I am grateful to the former Prime Minister, Boris Johnson, for nominating me, and pay tribute to his remarkable achievement in opening a new chapter in Britain’s constitutional and political history. One consequence, this Bill to revoke retained EU law and provide for a homegrown alternative, has won the broad support of the Opposition. It was anticipated in 2018 by the then Chancellor, Philip Hammond, now my noble friend Lord Hammond of Runnymede, who explained that the laws for such an important sector of our economy should be made in this country and under the jurisdiction of our courts.

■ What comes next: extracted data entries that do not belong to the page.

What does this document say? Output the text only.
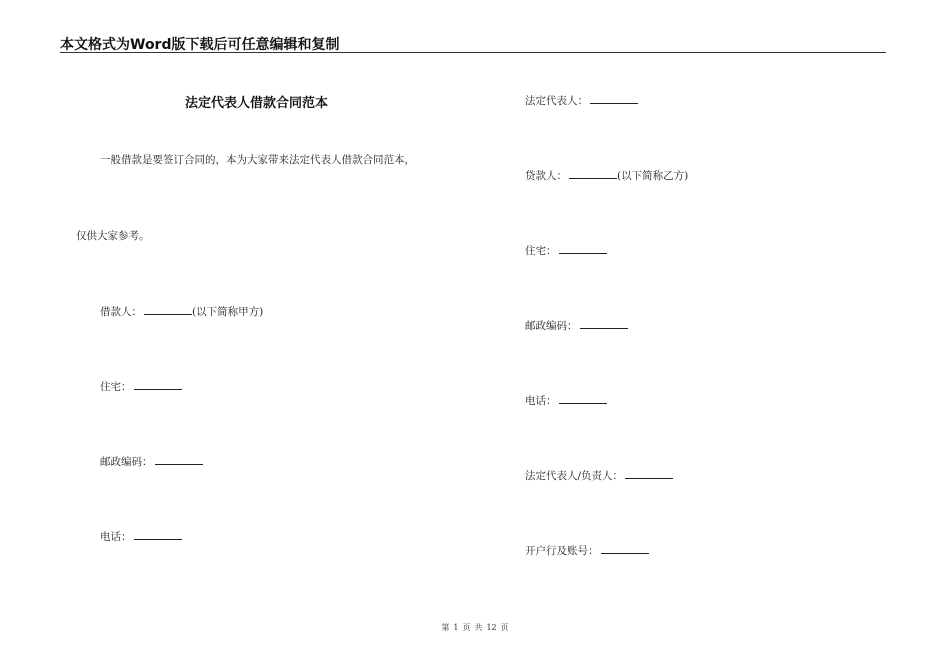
本文格式为Word版下载后可任意编辑和复制
法定代表人借款合同范本
一般借款是要签订合同的，本为大家带来法定代表人借款合同范本，
仅供大家参考。
借款人：	(以下简称甲方)
住宅：
邮政编码：
电话：
法定代表人：
贷款人：	(以下简称乙方)
住宅：
邮政编码：
电话：
法定代表人/负责人：
开户行及账号：
第 1 页 共 12 页
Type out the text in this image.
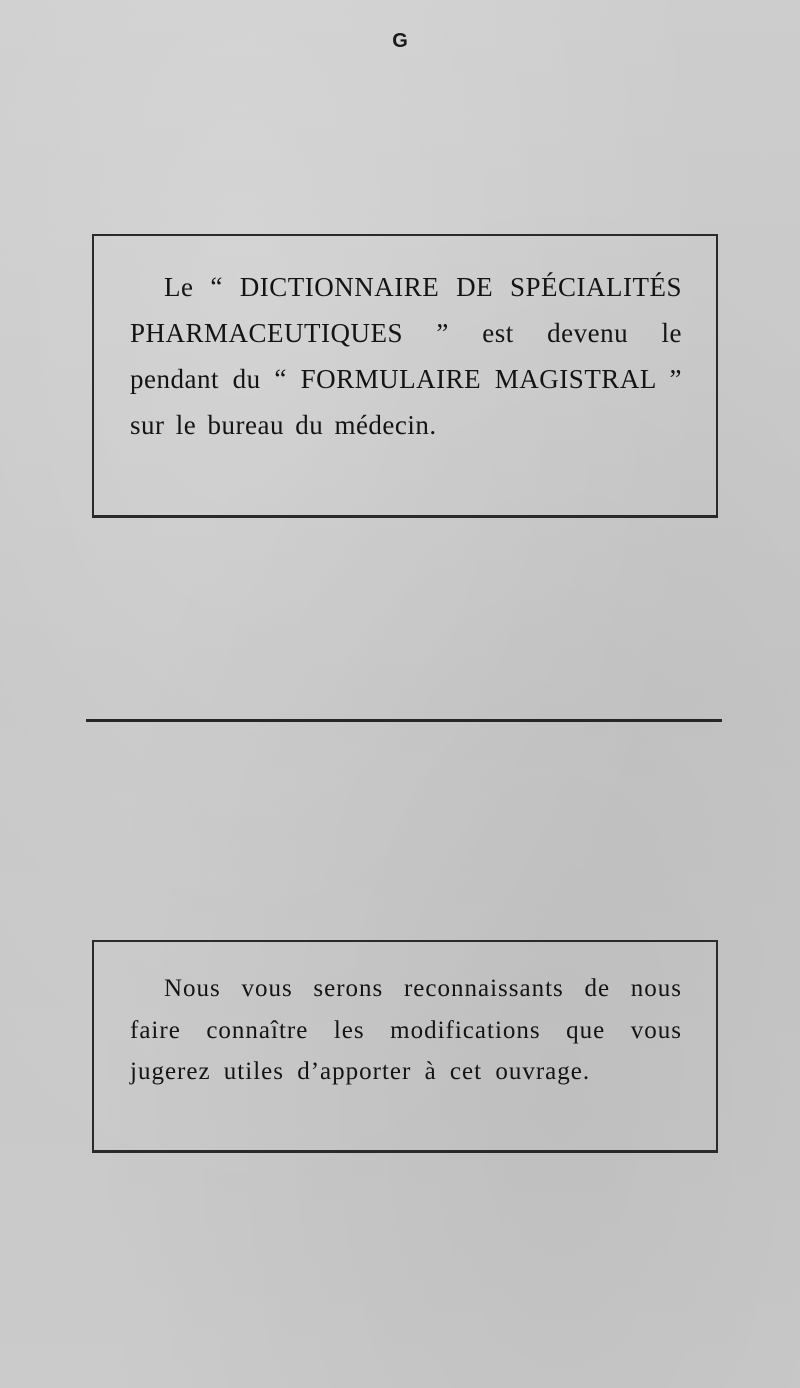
G

Le “ DICTIONNAIRE DE SPÉCIALITÉS PHARMACEUTIQUES ” est devenu le pendant du “ FORMULAIRE MAGISTRAL ” sur le bureau du médecin.

Nous vous serons reconnaissants de nous faire connaître les modifications que vous jugerez utiles d’apporter à cet ouvrage.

The Bill reflects the continuity of recent political history and therefore links to my own working life, which began as a historian in Cambridge, where I had moved from my native Dublin. I later switched to contemporary policy, initially education, and then founded and established a think tank in London, Politeia, to bring academic and other specialist attention to broad matters of social, economic and constitutional policy, working with different parties and politicians. More recently, we have published material on the financial sector as part of our work on the future legal framework for trade in goods and services. I therefore declare a special interest in this subject and have written on it, although not at great length.

The Bill aims to revoke retained EU law for the sector and replace it with legislation that builds on the UK’s approach. Under it, UK regulators will have certain powers but also obligations to promote competition and medium to long-term growth. It envisages that the regulators will be accountable to Parliament via the House of Commons Treasury Select Committee and will report on their policy, consult, and engage with statutory bodies.

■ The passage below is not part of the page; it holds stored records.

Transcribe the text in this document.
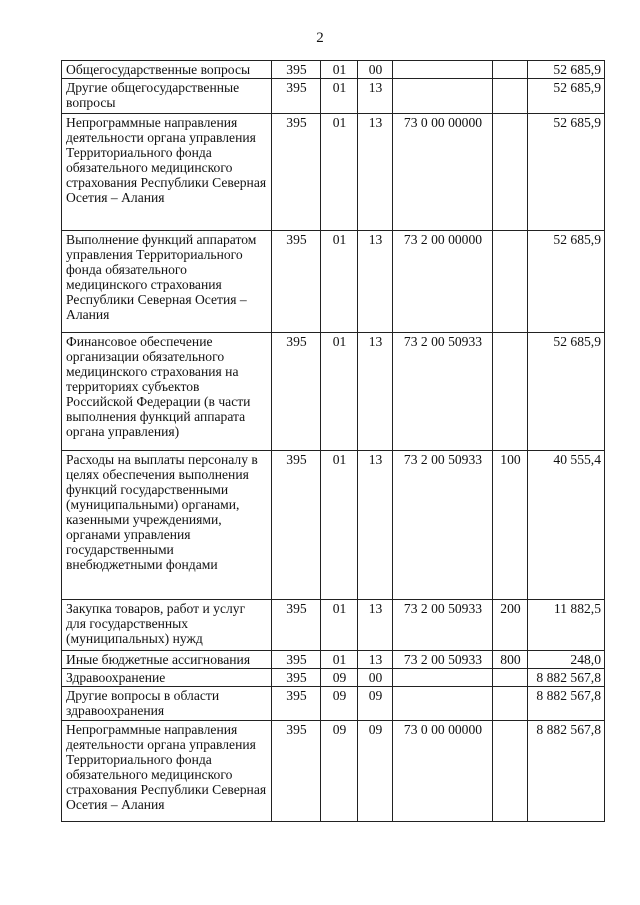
2
Общегосударственные вопросы	395	01	00			52 685,9
Другие общегосударственные вопросы	395	01	13			52 685,9
Непрограммные направления деятельности органа управления Территориального фонда обязательного медицинского страхования Республики Северная Осетия – Алания	395	01	13	73 0 00 00000		52 685,9
Выполнение функций аппаратом управления Территориального фонда обязательного медицинского страхования Республики Северная Осетия – Алания	395	01	13	73 2 00 00000		52 685,9
Финансовое обеспечение организации обязательного медицинского страхования на территориях субъектов Российской Федерации (в части выполнения функций аппарата органа управления)	395	01	13	73 2 00 50933		52 685,9
Расходы на выплаты персоналу в целях обеспечения выполнения функций государственными (муниципальными) органами, казенными учреждениями, органами управления государственными внебюджетными фондами	395	01	13	73 2 00 50933	100	40 555,4
Закупка товаров, работ и услуг для государственных (муниципальных) нужд	395	01	13	73 2 00 50933	200	11 882,5
Иные бюджетные ассигнования	395	01	13	73 2 00 50933	800	248,0
Здравоохранение	395	09	00			8 882 567,8
Другие вопросы в области здравоохранения	395	09	09			8 882 567,8
Непрограммные направления деятельности органа управления Территориального фонда обязательного медицинского страхования Республики Северная Осетия – Алания	395	09	09	73 0 00 00000		8 882 567,8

The Bill, therefore, is concerned in a practical way with a more abstract problem: the role played by officials operating the system under the laws made by Parliament. It aims for regulator accountability, something that will be music to the ears of many, often small businesses which are reluctant to act competitively because they fear they may fall foul of the regulator, although observing the law, and do not understand the mysterious application of the rules.

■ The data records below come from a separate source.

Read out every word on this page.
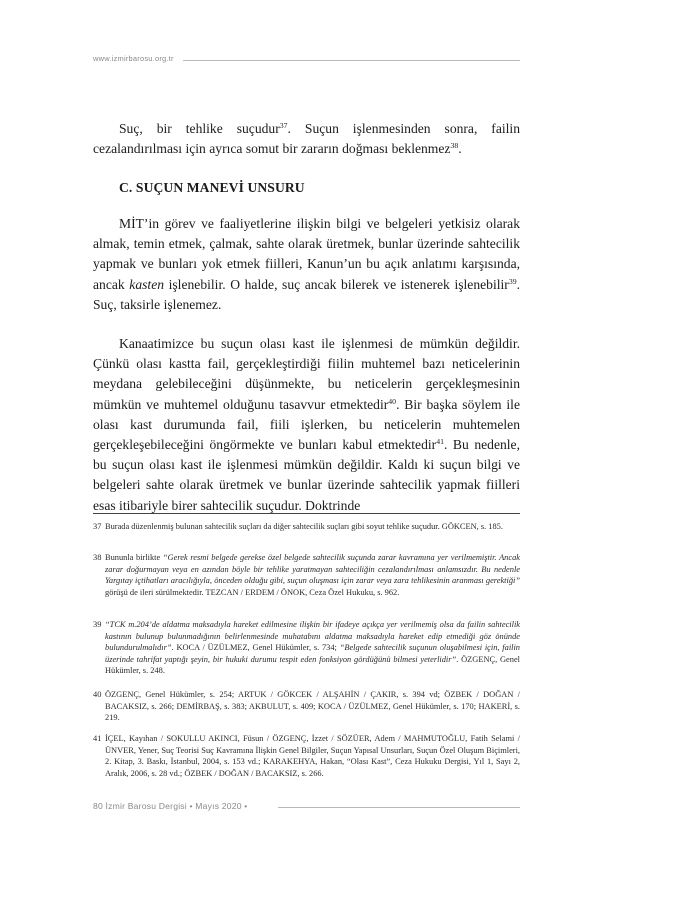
www.izmirbarosu.org.tr

Suç, bir tehlike suçudur$^{37}$. Suçun işlenmesinden sonra, failin cezalandırılması için ayrıca somut bir zararın doğması beklenmez$^{38}$.

C. SUÇUN MANEVİ UNSURU

MİT’in görev ve faaliyetlerine ilişkin bilgi ve belgeleri yetkisiz olarak almak, temin etmek, çalmak, sahte olarak üretmek, bunlar üzerinde sahtecilik yapmak ve bunları yok etmek fiilleri, Kanun’un bu açık anlatımı karşısında, ancak kasten işlenebilir. O halde, suç ancak bilerek ve istenerek işlenebilir$^{39}$. Suç, taksirle işlenemez.

Kanaatimizce bu suçun olası kast ile işlenmesi de mümkün değildir. Çünkü olası kastta fail, gerçekleştirdiği fiilin muhtemel bazı neticelerinin meydana gelebileceğini düşünmekte, bu neticelerin gerçekleşmesinin mümkün ve muhtemel olduğunu tasavvur etmektedir$^{40}$. Bir başka söylem ile olası kast durumunda fail, fiili işlerken, bu neticelerin muhtemelen gerçekleşebileceğini öngörmekte ve bunları kabul etmektedir$^{41}$. Bu nedenle, bu suçun olası kast ile işlenmesi mümkün değildir. Kaldı ki suçun bilgi ve belgeleri sahte olarak üretmek ve bunlar üzerinde sahtecilik yapmak fiilleri esas itibariyle birer sahtecilik suçudur. Doktrinde

37 Burada düzenlenmiş bulunan sahtecilik suçları da diğer sahtecilik suçları gibi soyut tehlike suçudur. GÖKCEN, s. 185.

38 Bununla birlikte “Gerek resmi belgede gerekse özel belgede sahtecilik suçunda zarar kavramına yer verilmemiştir. Ancak zarar doğurmayan veya en azından böyle bir tehlike yaratmayan sahteciliğin cezalandırılması anlamsızdır. Bu nedenle Yargıtay içtihatları aracılığıyla, önceden olduğu gibi, suçun oluşması için zarar veya zara tehlikesinin aranması gerektiği” görüşü de ileri sürülmektedir. TEZCAN / ERDEM / ÖNOK, Ceza Özel Hukuku, s. 962.

39 “TCK m.204’de aldatma maksadıyla hareket edilmesine ilişkin bir ifadeye açıkça yer verilmemiş olsa da failin sahtecilik kastının bulunup bulunmadığının belirlenmesinde muhatabını aldatma maksadıyla hareket edip etmediği göz önünde bulundurulmalıdır”. KOCA / ÜZÜLMEZ, Genel Hükümler, s. 734; “Belgede sahtecilik suçunun oluşabilmesi için, failin üzerinde tahrifat yaptığı şeyin, bir hukuki durumu tespit eden fonksiyon gördüğünü bilmesi yeterlidir”. ÖZGENÇ, Genel Hükümler, s. 248.

40 ÖZGENÇ, Genel Hükümler, s. 254; ARTUK / GÖKCEK / ALŞAHİN / ÇAKIR, s. 394 vd; ÖZBEK / DOĞAN / BACAKSIZ, s. 266; DEMİRBAŞ, s. 383; AKBULUT, s. 409; KOCA / ÜZÜLMEZ, Genel Hükümler, s. 170; HAKERİ, s. 219.

41 İÇEL, Kayıhan / SOKULLU AKINCI, Füsun / ÖZGENÇ, İzzet / SÖZÜER, Adem / MAHMUTOĞLU, Fatih Selami / ÜNVER, Yener, Suç Teorisi Suç Kavramına İlişkin Genel Bilgiler, Suçun Yapısal Unsurları, Suçun Özel Oluşum Biçimleri, 2. Kitap, 3. Baskı, İstanbul, 2004, s. 153 vd.; KARAKEHYA, Hakan, “Olası Kast”, Ceza Hukuku Dergisi, Yıl 1, Sayı 2, Aralık, 2006, s. 28 vd.; ÖZBEK / DOĞAN / BACAKSIZ, s. 266.

80 İzmir Barosu Dergisi • Mayıs 2020 •
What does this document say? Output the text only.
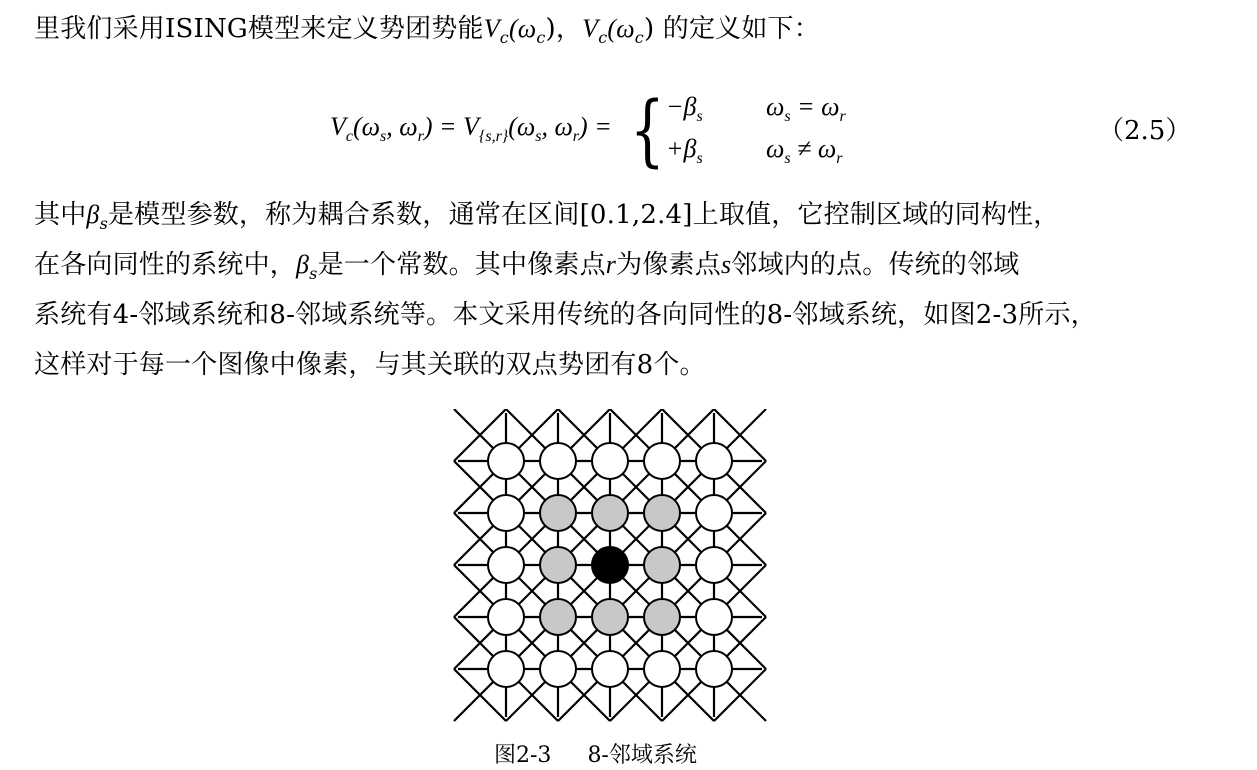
里我们采用ISING模型来定义势团势能$V_c(\omega_c)$，$V_c(\omega_c)$ 的定义如下：
$V_c(\omega_s$, $\omega_r) = V_{\{s,r\}}(\omega_s$, $\omega_r$) = { $-\beta_s$
$+\beta_s$
$\omega_s = \omega_r$
$\omega_s \ne \omega_r$
（2.5）
其中$\beta_s$是模型参数，称为耦合系数，通常在区间[0.1,2.4]上取值，它控制区域的同构性，
在各向同性的系统中，$\beta_s$是一个常数。其中像素点r为像素点s邻域内的点。传统的邻域
系统有4-邻域系统和8-邻域系统等。本文采用传统的各向同性的8-邻域系统，如图2-3所示，
这样对于每一个图像中像素，与其关联的双点势团有8个。
图2-3 8-邻域系统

I hope we shall consider how the Bill’s approach to these two central regulator aims, accountability and competition, can be further strengthened, to avoid the erosion of one of the most dynamic sectors the world has ever known. Competition, the rule of good, clear law and a free economy encouraged businesses to start up and flourish in the City of London, a port and commercial centre to which merchants, shipowners, insurance underwriters and other entrepreneurs flocked, establishing banks and businesses. In this country, small entrepreneurs who staked their future on a start-up could enter the market knowing where they stood in law, and that the laws of this country would act as fairly for them as for established businesses. The Bill opens a new era in the story of this dynamic sector. Providing competition and regulator accountability can be achieved, it will help the sector to be a world leader. I welcome this measure and its aims, with one caveat: that Parliament, in giving the regulators greater powers, does not give them a blank cheque.